Chinese stocks were lower overnight, but the rest of Asia followed our market higher. Europe is fairly flat at this hour, as are our futures. Adjusted for fair value, S&P futures are lower by about 2½ points, Dow futures just turned the corner and are now up 10 points, and the NASDAQ futures are just about 4 points below fair value.

March 1, 2017

Stock prices broke their 12-day winning streak yesterday, which was one on only 4 trading days in February in which prices declined. However, based on the early reaction to the State of the Union speech, we’ll more than make up yesterday’s losses right off the get-go this morning.

Promises of a massive infrastructure plan, a massive tax cut and a rather surprising lack of bombast (accompanied by an expected lack of details) has stock futures traders in a very good mood this morning. 
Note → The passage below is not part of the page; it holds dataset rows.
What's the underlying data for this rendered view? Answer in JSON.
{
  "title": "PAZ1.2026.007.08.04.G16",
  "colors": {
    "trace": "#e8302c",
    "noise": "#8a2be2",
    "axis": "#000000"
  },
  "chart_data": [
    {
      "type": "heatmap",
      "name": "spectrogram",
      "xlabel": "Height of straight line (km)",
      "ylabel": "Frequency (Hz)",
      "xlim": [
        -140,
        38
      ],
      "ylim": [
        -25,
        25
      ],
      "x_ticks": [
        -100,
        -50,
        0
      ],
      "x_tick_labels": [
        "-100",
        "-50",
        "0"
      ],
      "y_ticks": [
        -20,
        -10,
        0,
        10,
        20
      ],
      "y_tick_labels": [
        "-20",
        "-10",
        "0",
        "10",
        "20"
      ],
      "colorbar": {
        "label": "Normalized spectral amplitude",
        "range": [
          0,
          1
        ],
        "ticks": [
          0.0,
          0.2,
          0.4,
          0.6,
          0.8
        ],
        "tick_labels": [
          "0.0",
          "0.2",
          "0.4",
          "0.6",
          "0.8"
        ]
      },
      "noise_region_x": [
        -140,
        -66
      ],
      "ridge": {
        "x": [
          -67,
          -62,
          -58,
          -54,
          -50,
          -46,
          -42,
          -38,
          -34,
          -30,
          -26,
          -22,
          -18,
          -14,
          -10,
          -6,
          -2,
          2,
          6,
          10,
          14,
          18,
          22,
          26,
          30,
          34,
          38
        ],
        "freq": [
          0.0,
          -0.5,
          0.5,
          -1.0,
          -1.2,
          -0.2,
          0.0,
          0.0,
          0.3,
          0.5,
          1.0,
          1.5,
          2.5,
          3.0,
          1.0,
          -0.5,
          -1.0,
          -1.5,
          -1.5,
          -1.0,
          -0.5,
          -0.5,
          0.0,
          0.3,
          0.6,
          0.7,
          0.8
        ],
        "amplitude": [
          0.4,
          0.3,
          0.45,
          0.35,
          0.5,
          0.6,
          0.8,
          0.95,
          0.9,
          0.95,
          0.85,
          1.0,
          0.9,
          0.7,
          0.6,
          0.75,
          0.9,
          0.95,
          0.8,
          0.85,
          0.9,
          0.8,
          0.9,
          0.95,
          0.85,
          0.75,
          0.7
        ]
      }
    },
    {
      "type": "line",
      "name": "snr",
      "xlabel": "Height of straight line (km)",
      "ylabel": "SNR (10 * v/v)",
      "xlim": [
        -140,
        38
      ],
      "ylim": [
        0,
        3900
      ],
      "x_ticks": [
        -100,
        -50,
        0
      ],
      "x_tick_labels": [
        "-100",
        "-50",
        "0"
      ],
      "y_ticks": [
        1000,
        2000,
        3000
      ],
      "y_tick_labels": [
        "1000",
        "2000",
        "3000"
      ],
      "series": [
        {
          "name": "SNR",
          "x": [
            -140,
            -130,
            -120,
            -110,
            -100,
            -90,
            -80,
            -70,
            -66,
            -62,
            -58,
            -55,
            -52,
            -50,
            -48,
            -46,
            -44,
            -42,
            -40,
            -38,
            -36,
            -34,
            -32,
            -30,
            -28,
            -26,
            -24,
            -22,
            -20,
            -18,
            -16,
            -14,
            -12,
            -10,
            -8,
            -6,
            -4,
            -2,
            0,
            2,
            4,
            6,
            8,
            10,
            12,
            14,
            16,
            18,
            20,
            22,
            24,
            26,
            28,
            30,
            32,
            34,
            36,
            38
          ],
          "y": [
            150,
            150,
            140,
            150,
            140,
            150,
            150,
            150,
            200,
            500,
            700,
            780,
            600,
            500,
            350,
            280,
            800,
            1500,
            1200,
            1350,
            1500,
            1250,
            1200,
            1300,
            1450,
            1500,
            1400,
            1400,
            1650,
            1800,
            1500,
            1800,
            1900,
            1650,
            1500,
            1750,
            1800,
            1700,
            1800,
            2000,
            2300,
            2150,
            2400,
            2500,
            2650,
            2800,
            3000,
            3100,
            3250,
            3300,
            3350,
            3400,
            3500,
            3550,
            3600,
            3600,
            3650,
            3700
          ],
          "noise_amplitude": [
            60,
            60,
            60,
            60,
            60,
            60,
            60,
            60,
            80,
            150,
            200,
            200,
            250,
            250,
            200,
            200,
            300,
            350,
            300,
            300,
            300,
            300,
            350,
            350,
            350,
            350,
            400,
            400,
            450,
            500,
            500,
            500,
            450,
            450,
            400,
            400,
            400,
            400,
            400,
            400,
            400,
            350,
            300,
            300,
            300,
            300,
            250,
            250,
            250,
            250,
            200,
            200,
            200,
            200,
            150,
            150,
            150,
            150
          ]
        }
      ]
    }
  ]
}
Not in such a good mood are shareholders of Best Buy. Last quarter’s earnings were good, but forward profit guidance of 37 cents was well below the consensus guess of 49 cents, and Best Buy shares are about 9 percent lower pre-market. The famous other hand goes to Lowe’s on an earnings beat and higher guidance. Lowes’ shares are about 7 percent higher. Drug maker Mylan is about 7½ percent higher on a good earnings report.

A couple of Fed-head speeches the Beige Book, info on personal income and spending as well as a couple of reports on the health of domestic manufacturing could change the mood, but for now the mood is pretty good.

European markets are generally higher by 1 to 2 percent. Our futures have been on the rise all morning long. Adjusted for fair value, S&P futures are higher by about 14 points, Dow futures are up 128, and the NASDAQ futures are just about 32½  points above fair value.